This practical can be run on your own computer (if R is installed) or on the server.

This part of the practical uses a Shiny App developed within Prof. Peter Visscher laboratory by Dr Valentin Hivert, based on the previous versions that had input from Dr Luke Lloyd-Jones, Mr Alex Holloway and Dr Matt Robinson.

Start the App (link: https://shiny.cnsgenomics.com/Falconer2/)

Question 1. Choose parameters (e.g., frequency, additive and dominance deviation effect) that reflect (i) a rare recessive and (ii) a rare dominant locus. Contrast these two scenarios in terms of average affect, additive and dominance variance explained by the locus. Which one of these two scenarios could be more easily detected in a GWAS?

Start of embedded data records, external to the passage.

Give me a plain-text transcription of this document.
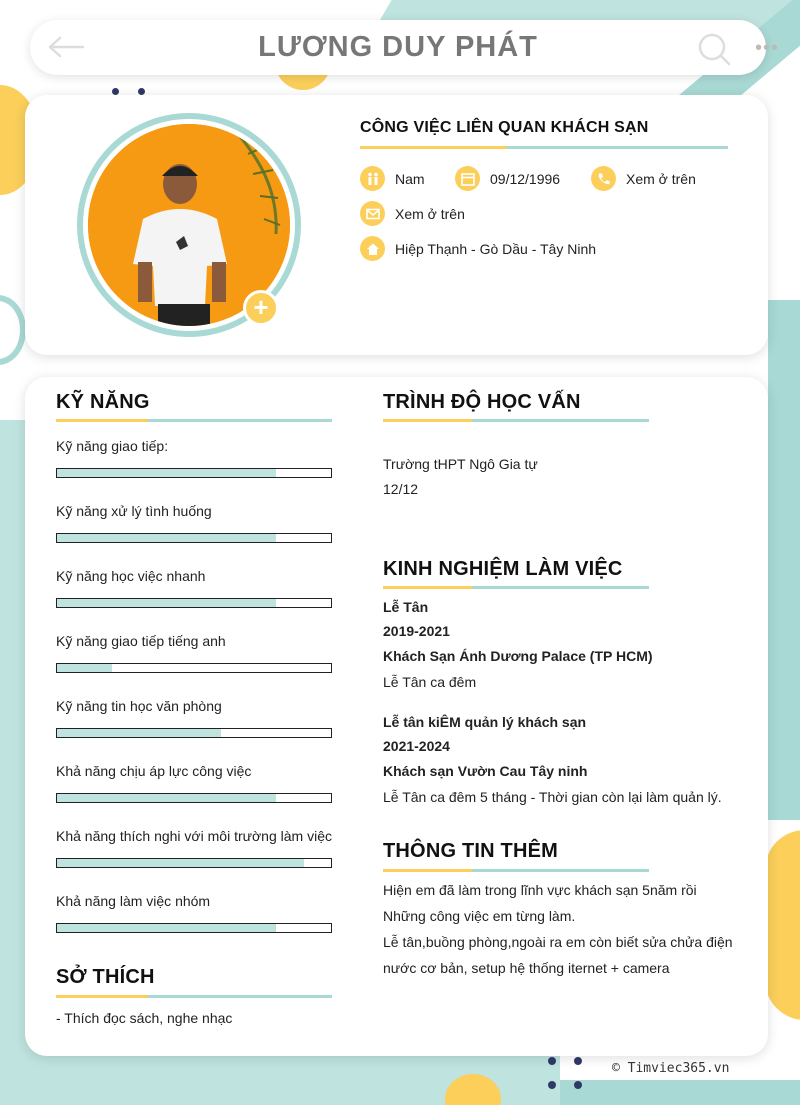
LƯƠNG DUY PHÁT	•••
+
CÔNG VIỆC LIÊN QUAN KHÁCH SẠN
Nam	09/12/1996	Xem ở trên
Xem ở trên
Hiệp Thạnh - Gò Dầu - Tây Ninh
KỸ NĂNG
Kỹ năng giao tiếp:
Kỹ năng xử lý tình huống
Kỹ năng học việc nhanh
Kỹ năng giao tiếp tiếng anh
Kỹ năng tin học văn phòng
Khả năng chịu áp lực công việc
Khả năng thích nghi với môi trường làm việc
Khả năng làm việc nhóm
SỞ THÍCH
- Thích đọc sách, nghe nhạc
TRÌNH ĐỘ HỌC VẤN
Trường tHPT Ngô Gia tự
12/12
KINH NGHIỆM LÀM VIỆC
Lễ Tân
2019-2021
Khách Sạn Ánh Dương Palace (TP HCM)
Lễ Tân ca đêm
Lễ tân kiÊM quản lý khách sạn
2021-2024
Khách sạn Vườn Cau Tây ninh
Lễ Tân ca đêm 5 tháng - Thời gian còn lại làm quản lý.
THÔNG TIN THÊM
Hiện em đã làm trong lĩnh vực khách sạn 5năm rồi
Những công việc em từng làm.
Lễ tân,buồng phòng,ngoài ra em còn biết sửa chửa điện
nước cơ bản, setup hệ thống iternet + camera
© Timviec365.vn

The R code below simulates genotypes of n=100000 independent individuals at a given SNP with minor allele frequency (MAF) p=0.2

p <- 0.2
n <- 100000
x <- rbinom(n, 2, p) # minor allele counts: 0, 1 or 2

We now simulate a phenotype y such that the additive and dominance effects at that SNP are a=5 and d=-1 respectively. We set the residual variance to Ve=1.

Ve <-  1
a  <-  5
d  <- -1
# Simulate phenotypes given the Falconer model
y  <- (x-1) * a + x*(2-x)*d + rnorm(n, 0, sqrt(Ve))
boxplot(y~x)

Question 2. Calculate (i) the mean and variance of y, (ii) the regression of y on x and (iii) the proportion of y variance explained by x. Verify that your observations match the theory (from the app).

mean(y); var(y)
summary( lm(y ~ x) )

Question 3. What statistical (regression) model can you fit to capture all the genetic variance at the locus?